A) The new all-in-one Troika card for public transport
Moscow’s public transport has historically differed from most major European cities in that a ticket for one form of transport does not carry over to another within a certain timeframe, usually 90 minutes — transfer from the metro to the bus or tram for free, or at a reduced rate. Instead, you have to buy a ticket for 28 rubles with each new form of transport that you board on a single trip.
Although with monthly transport passes, residents have an option for unlimited rides on all public transport. But getting a transport pass is not an option available to most visitors.
Troika is based on London’s Oyster card and similar to Shanghai and Beijing’s transport cards in that passengers put down a small deposit in order to enjoy reduced fares. And as of June 1, there is even a “90 Minute” fare where you can transfer from the metro to an unlimited number of buses, trams or trolleybuses within a 90-minute period, for only 44 rubles. The best part is that this fare activates automatically over the usual 28-ruble single fare (26 rubles for non-metro) when you transfer. I haven’t encountered such an automatic fare in Europe yet… pretty nifty, Moscow!
Plus, unlike with the old disposable single tickets, now I’ll have a souvenir to keep in my wallet to remind me of this city even when I’m away 🙂
B) Paid parking
This one is a pretty big deal and probably has a lot of non-locals scratching there head — huh? What do you mean paid parking is new? Isn’t that standard for major world cities?
Well yes, that’s exactly what I thought too. And with Muscovites complaining about the city’s infamous traffic jams, often due to Range Rovers improperly parked half on the street and half on the sidewalk, I thought paid parking would be an effective (not to mention profitable for the city) solution. I even wrote a comment stating as such on a forum and someone responded to me, “But Moscow is not like Europe!”
Well whaddya know, it’s arrived!
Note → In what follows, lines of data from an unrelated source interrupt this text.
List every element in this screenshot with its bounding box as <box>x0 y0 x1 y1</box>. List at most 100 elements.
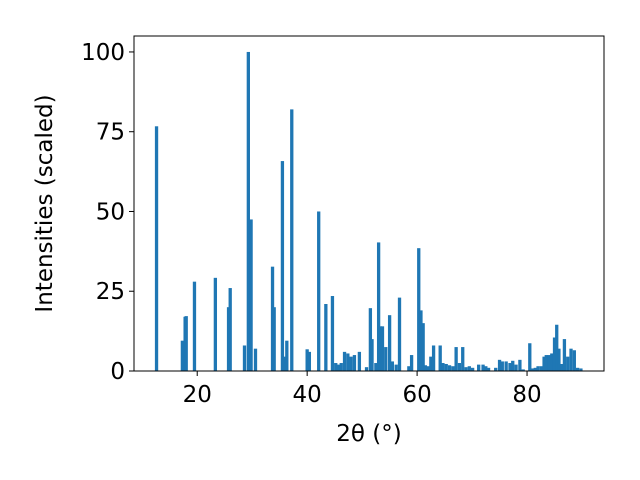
bar <box>246 51 250 371</box>
bar <box>334 363 338 371</box>
bar <box>253 348 258 371</box>
bar <box>290 109 294 371</box>
x-axis-ticks: 20 40 60 80 <box>183 371 542 408</box>
bar <box>378 326 382 371</box>
bar <box>444 363 448 371</box>
bar <box>317 211 321 371</box>
bar <box>481 364 485 371</box>
bars-group <box>154 51 583 371</box>
bar <box>438 345 442 371</box>
bar <box>555 324 559 371</box>
bar <box>486 367 491 371</box>
bar <box>497 359 502 371</box>
bar <box>521 369 525 371</box>
bar <box>560 363 564 371</box>
y-tick-label: 25 <box>96 279 125 305</box>
bar <box>387 315 392 371</box>
bar <box>575 367 580 371</box>
bar <box>508 363 512 371</box>
bar <box>457 363 462 371</box>
x-axis-label: 2θ (°) <box>336 421 401 447</box>
bar <box>477 364 481 371</box>
y-axis-label: Intensities (scaled) <box>32 94 58 312</box>
bar <box>397 297 402 371</box>
bar <box>154 126 159 371</box>
bar <box>423 365 427 371</box>
bar <box>346 353 350 371</box>
bar <box>566 356 570 371</box>
bar <box>533 367 537 371</box>
x-tick-label: 60 <box>402 382 431 408</box>
bar <box>280 161 285 371</box>
bar <box>184 316 188 371</box>
y-axis-ticks: 0 25 50 75 100 <box>81 40 134 385</box>
bar <box>470 367 475 371</box>
bar <box>226 307 231 371</box>
bar <box>579 368 583 371</box>
bar <box>500 361 504 371</box>
bar <box>180 340 185 371</box>
bar <box>429 356 433 371</box>
bar <box>336 364 341 371</box>
bar <box>562 339 567 371</box>
bar <box>242 345 247 371</box>
bar <box>384 347 388 371</box>
bar <box>441 363 445 371</box>
bar <box>514 364 518 371</box>
bar <box>342 351 347 371</box>
bar <box>394 364 398 371</box>
bar <box>539 366 543 371</box>
bar <box>461 347 465 371</box>
bar <box>407 366 411 371</box>
bar <box>511 360 515 371</box>
bar <box>451 366 455 371</box>
bar <box>228 288 232 371</box>
bar <box>417 248 421 371</box>
bar <box>307 351 312 371</box>
bar <box>390 361 395 371</box>
y-tick-label: 50 <box>96 199 125 225</box>
bar <box>330 296 335 371</box>
bar <box>374 363 378 371</box>
bar <box>552 337 557 371</box>
bar <box>494 367 498 371</box>
bar <box>192 281 197 371</box>
bar <box>536 366 540 371</box>
bar <box>550 353 554 371</box>
bar <box>454 347 458 371</box>
bar <box>542 356 546 371</box>
bar <box>324 304 328 371</box>
bar <box>467 366 471 371</box>
x-tick-label: 20 <box>183 382 212 408</box>
bar <box>249 219 253 371</box>
y-tick-label: 0 <box>110 359 125 385</box>
bar <box>530 368 535 371</box>
bar <box>370 339 374 371</box>
x-tick-label: 40 <box>293 382 322 408</box>
x-tick-label: 80 <box>512 382 541 408</box>
bar <box>421 323 425 371</box>
bar <box>464 367 468 371</box>
bar <box>426 366 430 371</box>
bar <box>357 351 362 371</box>
bar <box>557 348 561 371</box>
bar <box>380 326 385 371</box>
bar <box>305 349 309 371</box>
bar <box>572 350 576 371</box>
plot-frame <box>133 35 605 372</box>
y-tick-label: 100 <box>81 40 125 66</box>
bar <box>419 310 423 371</box>
bar <box>431 345 436 371</box>
y-tick-label: 75 <box>96 120 125 146</box>
bar <box>569 348 573 371</box>
bar <box>547 355 551 371</box>
bar <box>285 340 289 371</box>
bar <box>213 277 218 371</box>
bar <box>409 355 414 371</box>
bar <box>349 356 353 371</box>
bar <box>352 355 357 371</box>
bar <box>518 359 522 371</box>
bar <box>504 361 508 371</box>
bar <box>272 307 276 371</box>
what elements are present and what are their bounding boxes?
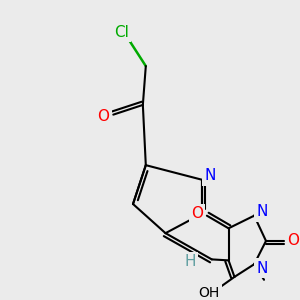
Text: N: N	[204, 168, 215, 183]
Text: H: H	[184, 254, 196, 269]
Text: O: O	[191, 206, 203, 221]
Text: O: O	[98, 109, 110, 124]
Text: Cl: Cl	[114, 25, 129, 40]
Text: O: O	[288, 233, 300, 248]
Text: N: N	[256, 204, 268, 219]
Text: N: N	[256, 261, 268, 276]
Text: OH: OH	[198, 286, 220, 300]
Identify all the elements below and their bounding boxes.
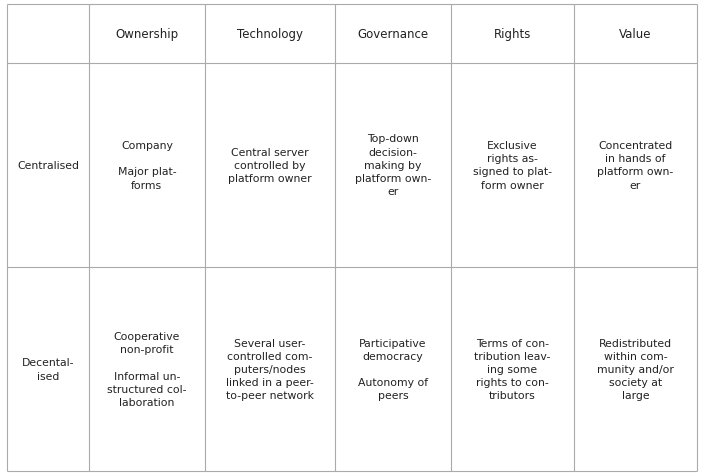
- Text: Exclusive
rights as-
signed to plat-
form owner: Exclusive rights as- signed to plat- for…: [473, 140, 552, 190]
- Text: Several user-
controlled com-
puters/nodes
linked in a peer-
to-peer network: Several user- controlled com- puters/nod…: [226, 338, 314, 401]
- Text: Governance: Governance: [358, 28, 429, 40]
- Text: Cooperative
non-profit

Informal un-
structured col-
laboration: Cooperative non-profit Informal un- stru…: [107, 331, 187, 407]
- Text: Company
And the results are pretty dramatic:
I don’t know if the emptiness on many streets is related to the paid parking, but it sure is nice for a change.
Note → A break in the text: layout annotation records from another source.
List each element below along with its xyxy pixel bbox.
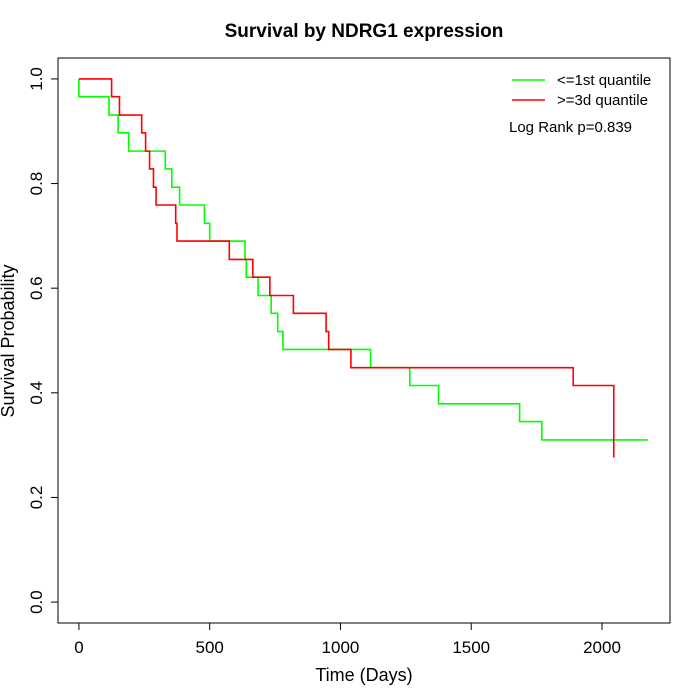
y-tick-label: 0.6: [27, 276, 46, 300]
y-tick-label: 0.0: [27, 590, 46, 614]
chart-title: Survival by NDRG1 expression: [225, 21, 504, 42]
y-tick-label: 1.0: [27, 67, 46, 91]
y-tick-label: 0.4: [27, 381, 46, 405]
log-rank-annotation: Log Rank p=0.839: [509, 119, 632, 136]
legend-label-series-1: <=1st quantile: [557, 72, 651, 89]
legend-label-series-2: >=3d quantile: [557, 92, 648, 109]
x-axis: 0 500 1000 1500 2000: [74, 622, 621, 657]
x-tick-label: 1000: [322, 638, 360, 657]
series-layer: [78, 78, 648, 458]
x-tick-label: 1500: [452, 638, 490, 657]
y-tick-label: 0.8: [27, 172, 46, 196]
x-axis-label: Time (Days): [315, 665, 412, 685]
x-tick-label: 0: [74, 638, 83, 657]
y-axis-label: Survival Probability: [0, 264, 18, 417]
plot-frame: [57, 57, 671, 624]
y-tick-label: 0.2: [27, 486, 46, 510]
legend: <=1st quantile >=3d quantile: [512, 72, 651, 109]
y-axis: 0.0 0.2 0.4 0.6 0.8 1.0: [27, 67, 59, 614]
x-tick-label: 500: [196, 638, 224, 657]
survival-curve-series-2: [78, 78, 615, 458]
x-tick-label: 2000: [583, 638, 621, 657]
The only minus is that some of the signs are positioned rather low, around 170 cm, so if you’re built tall, perhaps like many readers of StuffDutchPeopleLike.com, then watch out on those Moscow sidewalks!
C) City bike-sharing
And rounding out our transport trifecta, we finally have a city bike-sharing program! Many Muscovites say that this is long overdue and indeed, many major world cities already have one.
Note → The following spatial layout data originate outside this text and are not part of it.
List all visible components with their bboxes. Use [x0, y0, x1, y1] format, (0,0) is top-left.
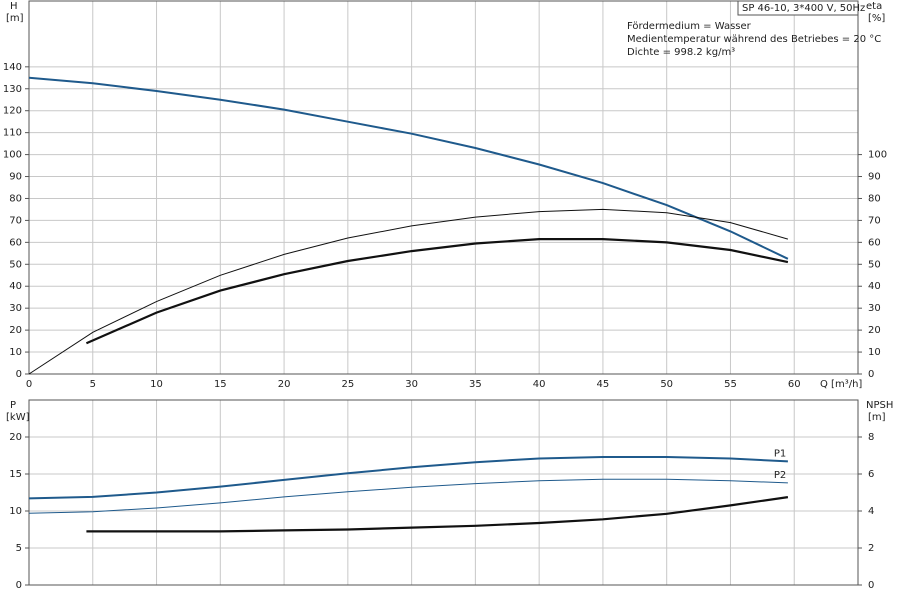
y-tick-label: 40: [9, 281, 22, 292]
x-tick-label: 30: [405, 379, 418, 390]
y2-tick-label: 20: [868, 325, 881, 336]
x-tick-label: 10: [150, 379, 163, 390]
y-axis-label: H: [10, 1, 18, 12]
y-tick-label: 30: [9, 303, 22, 314]
series-line: [28, 478, 788, 514]
y-tick-label: 100: [3, 150, 22, 161]
y2-tick-label: 0: [868, 369, 874, 380]
x-axis-label: Q [m³/h]: [820, 379, 862, 390]
series-line: [28, 456, 788, 500]
y-axis-unit: [m]: [6, 13, 24, 24]
annotation: Dichte = 998.2 kg/m³: [627, 47, 735, 58]
series-label: P2: [774, 470, 786, 481]
model-box: [737, 0, 859, 16]
y-tick-label: 0: [16, 369, 22, 380]
y2-axis-label: eta: [866, 1, 882, 12]
y2-tick-label: 80: [868, 193, 881, 204]
y-tick-label: 140: [3, 62, 22, 73]
y-tick-label: 60: [9, 237, 22, 248]
series-line: [86, 496, 789, 533]
series-line: [28, 208, 789, 375]
annotation: Medientemperatur während des Betriebes =…: [627, 34, 881, 45]
plot-frame: [28, 0, 859, 375]
y2-tick-label: 70: [868, 215, 881, 226]
y2-tick-label: 4: [868, 506, 874, 517]
x-tick-label: 15: [214, 379, 227, 390]
y-tick-label: 50: [9, 259, 22, 270]
y-tick-label: 10: [9, 506, 22, 517]
series-line: [28, 76, 789, 260]
y-tick-label: 120: [3, 106, 22, 117]
y2-tick-label: 10: [868, 347, 881, 358]
annotation: Fördermedium = Wasser: [627, 21, 752, 32]
y2-tick-label: 8: [868, 432, 874, 443]
y2-axis-unit: [m]: [868, 412, 886, 423]
x-tick-label: 50: [660, 379, 673, 390]
y-tick-label: 0: [16, 580, 22, 591]
series-line: [85, 238, 789, 345]
y-tick-label: 90: [9, 172, 22, 183]
y2-tick-label: 90: [868, 172, 881, 183]
y-tick-label: 20: [9, 325, 22, 336]
x-tick-label: 25: [341, 379, 354, 390]
x-tick-label: 20: [278, 379, 291, 390]
y-tick-label: 10: [9, 347, 22, 358]
y-tick-label: 70: [9, 215, 22, 226]
x-tick-label: 55: [724, 379, 737, 390]
y2-tick-label: 50: [868, 259, 881, 270]
plot-frame: [28, 399, 859, 586]
y-tick-label: 130: [3, 84, 22, 95]
y2-tick-label: 60: [868, 237, 881, 248]
x-tick-label: 5: [90, 379, 96, 390]
series-label: P1: [774, 448, 786, 459]
x-tick-label: 60: [788, 379, 801, 390]
y-tick-label: 5: [16, 543, 22, 554]
y2-tick-label: 2: [868, 543, 874, 554]
y2-tick-label: 0: [868, 580, 874, 591]
y2-tick-label: 6: [868, 469, 874, 480]
x-tick-label: 0: [26, 379, 32, 390]
y2-axis-unit: [%]: [868, 13, 885, 24]
y-tick-label: 20: [9, 432, 22, 443]
x-tick-label: 40: [533, 379, 546, 390]
y2-tick-label: 40: [868, 281, 881, 292]
y-axis-label: P: [10, 400, 16, 411]
y-tick-label: 80: [9, 193, 22, 204]
y2-tick-label: 100: [868, 150, 887, 161]
model-label: SP 46-10, 3*400 V, 50Hz: [742, 3, 865, 14]
x-tick-label: 45: [597, 379, 610, 390]
y-tick-label: 15: [9, 469, 22, 480]
y-axis-unit: [kW]: [6, 412, 30, 423]
y-tick-label: 110: [3, 128, 22, 139]
y2-tick-label: 30: [868, 303, 881, 314]
x-tick-label: 35: [469, 379, 482, 390]
y2-axis-label: NPSH: [866, 400, 893, 411]
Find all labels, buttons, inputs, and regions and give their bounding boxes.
UPD: My friend sent me a good article by the New York Times on how this bike-share system is the fruit of political activism.
Bank of Moscow is the sponsor as you can see:
The system started working on 31 May and had their busiest day so far on Saturday, 1 June, when 1,500 people used its bikes. As you can see, the bike stations are mostly positioned along the inner ring.
Four bikes have already been stolen and 15 sent for repair, sparking a common discussion among Russians of whether it is worth building a nice communal service since vandals always seem to ruin things.
I was planning to get a bike in Moscow, but this may be a better solution.
What do you guys think of all these changes? What infrastructure would you like to see next in Moscow?